JENEWA (KBK) – Majelis Umum PBB pada hari Selasa (27/10/2015) mengeluarkan resolusi yang menyerukan untuk mengakhiri embargo ekonomi, perdagangan dan keuangan yang diberlakukan oleh Amerika Serikat terhadap Kuba.
Secara keseluruhan, 191 negara anggota PBB memilih mendukung resolusi tersebut, sementara Amerika Serikat dan Israel terus menentangnya.
Ini adalah kali yang ke-24 bagi Majelis Umum PBB mengusulkan resolusi ini. Perbedaannya, kali ini resolusi dimunculkan ketika Washington telah memulihkan hubungan diplomatik dengan Kuba, dan telah membuka kembali kantor kedutaan di Havana, ibukota Kuba.
Menyambut kembalinya hubungan diplomatik antara pemerintah Kuba dan Amerika Serikat, resolusi tahunan yang diprakarsai Kuba ini menekankan perlunya mengakhiri embargo AS pada negaranya.

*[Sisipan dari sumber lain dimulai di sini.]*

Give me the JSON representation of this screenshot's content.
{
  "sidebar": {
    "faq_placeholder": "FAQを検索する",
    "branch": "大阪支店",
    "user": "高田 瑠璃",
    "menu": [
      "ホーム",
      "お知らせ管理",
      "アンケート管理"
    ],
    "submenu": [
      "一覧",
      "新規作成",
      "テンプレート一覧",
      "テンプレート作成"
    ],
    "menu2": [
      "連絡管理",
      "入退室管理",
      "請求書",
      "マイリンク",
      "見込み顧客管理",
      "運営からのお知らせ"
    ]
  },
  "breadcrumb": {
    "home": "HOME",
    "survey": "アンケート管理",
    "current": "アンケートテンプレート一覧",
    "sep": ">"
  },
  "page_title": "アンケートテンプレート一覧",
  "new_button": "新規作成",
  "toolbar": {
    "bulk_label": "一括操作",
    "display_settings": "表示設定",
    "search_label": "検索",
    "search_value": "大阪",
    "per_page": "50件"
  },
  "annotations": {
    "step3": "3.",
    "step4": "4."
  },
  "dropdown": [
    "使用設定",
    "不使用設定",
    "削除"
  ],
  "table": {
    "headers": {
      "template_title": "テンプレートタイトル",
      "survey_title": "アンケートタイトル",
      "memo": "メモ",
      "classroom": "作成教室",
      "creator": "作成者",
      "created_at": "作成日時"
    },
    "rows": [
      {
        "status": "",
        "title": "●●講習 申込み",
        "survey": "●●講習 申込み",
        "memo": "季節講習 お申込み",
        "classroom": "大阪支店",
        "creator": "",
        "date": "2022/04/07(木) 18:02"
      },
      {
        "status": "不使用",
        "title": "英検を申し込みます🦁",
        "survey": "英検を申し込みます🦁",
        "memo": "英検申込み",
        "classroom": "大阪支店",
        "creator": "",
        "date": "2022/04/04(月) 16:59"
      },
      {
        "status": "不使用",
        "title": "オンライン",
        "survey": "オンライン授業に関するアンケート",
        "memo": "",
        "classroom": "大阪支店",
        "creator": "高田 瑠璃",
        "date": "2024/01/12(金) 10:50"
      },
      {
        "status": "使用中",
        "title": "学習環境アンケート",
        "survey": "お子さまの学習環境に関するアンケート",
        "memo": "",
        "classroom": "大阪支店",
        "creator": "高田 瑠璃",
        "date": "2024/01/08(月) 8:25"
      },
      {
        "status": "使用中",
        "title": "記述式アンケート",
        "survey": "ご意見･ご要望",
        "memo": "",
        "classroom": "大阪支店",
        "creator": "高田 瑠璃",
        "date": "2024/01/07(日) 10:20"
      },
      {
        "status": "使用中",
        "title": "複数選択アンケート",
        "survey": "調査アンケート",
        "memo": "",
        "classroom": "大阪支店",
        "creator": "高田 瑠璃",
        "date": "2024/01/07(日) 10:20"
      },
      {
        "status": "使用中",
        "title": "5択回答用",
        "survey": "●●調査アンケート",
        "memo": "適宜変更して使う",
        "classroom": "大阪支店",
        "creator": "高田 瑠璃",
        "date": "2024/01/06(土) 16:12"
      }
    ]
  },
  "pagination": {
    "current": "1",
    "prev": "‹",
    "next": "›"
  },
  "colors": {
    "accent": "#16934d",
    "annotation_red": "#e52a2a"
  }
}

Hubungan diplomatik sudah penuh dipulihkan antara kedua negara sebagai kesepakatan untuk melanjutkan hubungan normal, yang sudah mulai berlaku sejak 20 Juli 2015 lalu.
Seperti dilaporkan Xinhua, Rabu (28/10/2015), Washington memutuskan embargo terhadap Kuba mulai 3 Februari 1962, menyusul intensifikasi perbedaan politik yang muncul dengan pemerintah sosialis yang dipimpin Fidel Castro.